Let us interact with Rome. What exactly is God’s gift of salvation?

Roman Catholic Claim

Jesus said it is not enough to have faith in him; we also must obey his commandments. "Why do you call me ‘Lord, Lord,’ but do not do the things I command?" (Luke 6:46, Matt. 7:21–23, 19:16–21).

We do not "earn" our salvation through good works (Eph. 2:8–9, Rom. 9:16), but our faith in Christ puts us in a special grace-filled relationship with God so that our obedience and love, combined with our faith, will be rewarded with eternal life (Rom. 2:7, Gal. 6:8–9).

Christian Response

Here again is the Roman Catholic dilemma clearly demonstrated. The gist of Rome’s argument and centerpiece of their gospel is that man does not “earn” his salvation through good works but is “rewarded salvation” through his obedience, love and faith. Thus the sophistry of Rome is fully illustrated. Rome maintains that a man can be rewarded salvation for what he does but cannot earn salvation for what he does. The mitigating factor in Rome is that God puts a man in a special relationship whereby man’s good deeds qualify him for a reward of salvation.

Christian theology connects good works to faith as the evidence or result of true faith. Faith is the root of the fruit of good works. But justification and salvation are not dependent upon good works. In other words, faith is the first fruit of being born from above and yields its’ fruit in due season.
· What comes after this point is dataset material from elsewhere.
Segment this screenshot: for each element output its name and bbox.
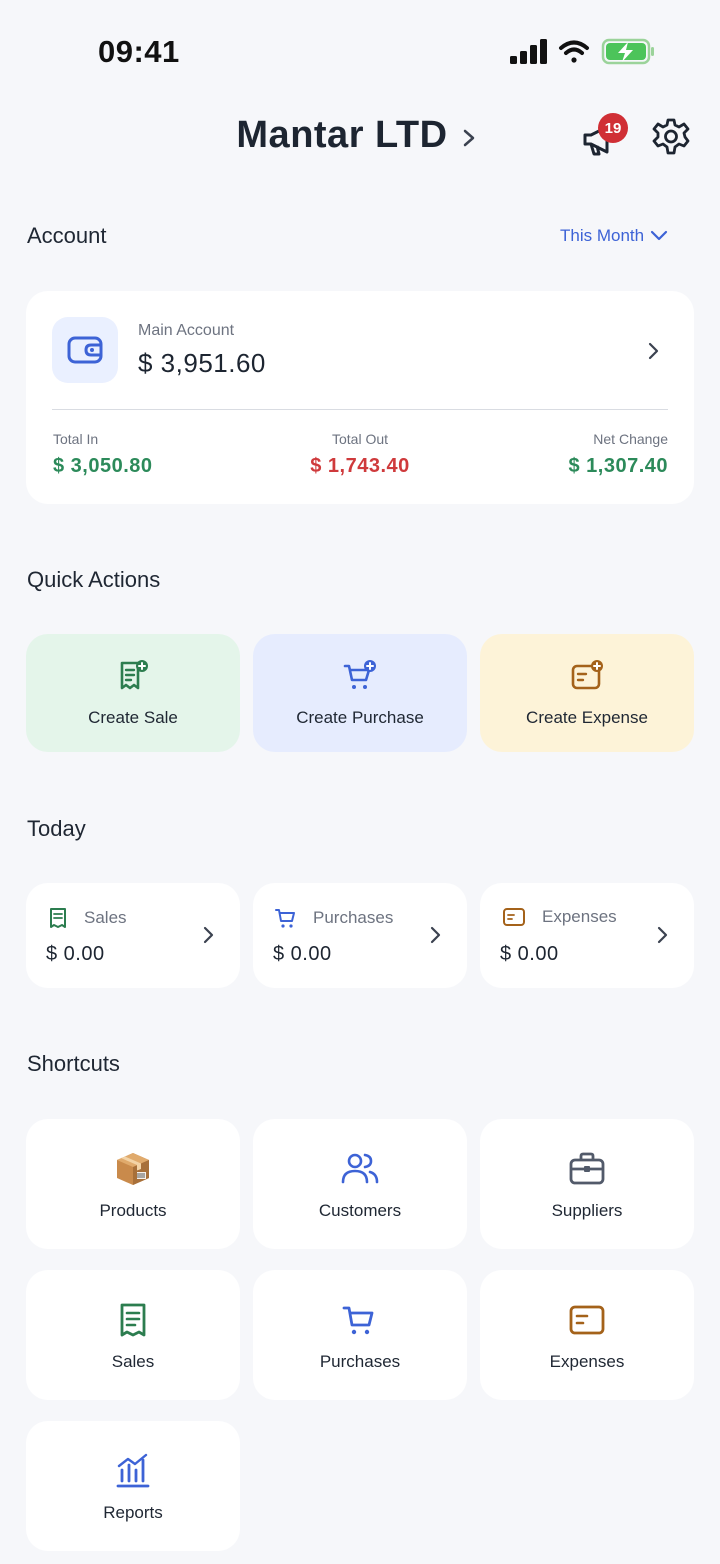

Hence faith is connected to works as cause is to effect but not confounded with works as though one were the same and of equal value as the other.

Christian theology abhors a dead and barren faith that yields no fruit. But Christian theology is equally loath to equate good works with faith as if faith alone were not enough for salvation and justification. Hence the accurate estimation of the relationship of faith to works is the well attested maxim, “a man is saved by faith alone but not by a faith that is alone.”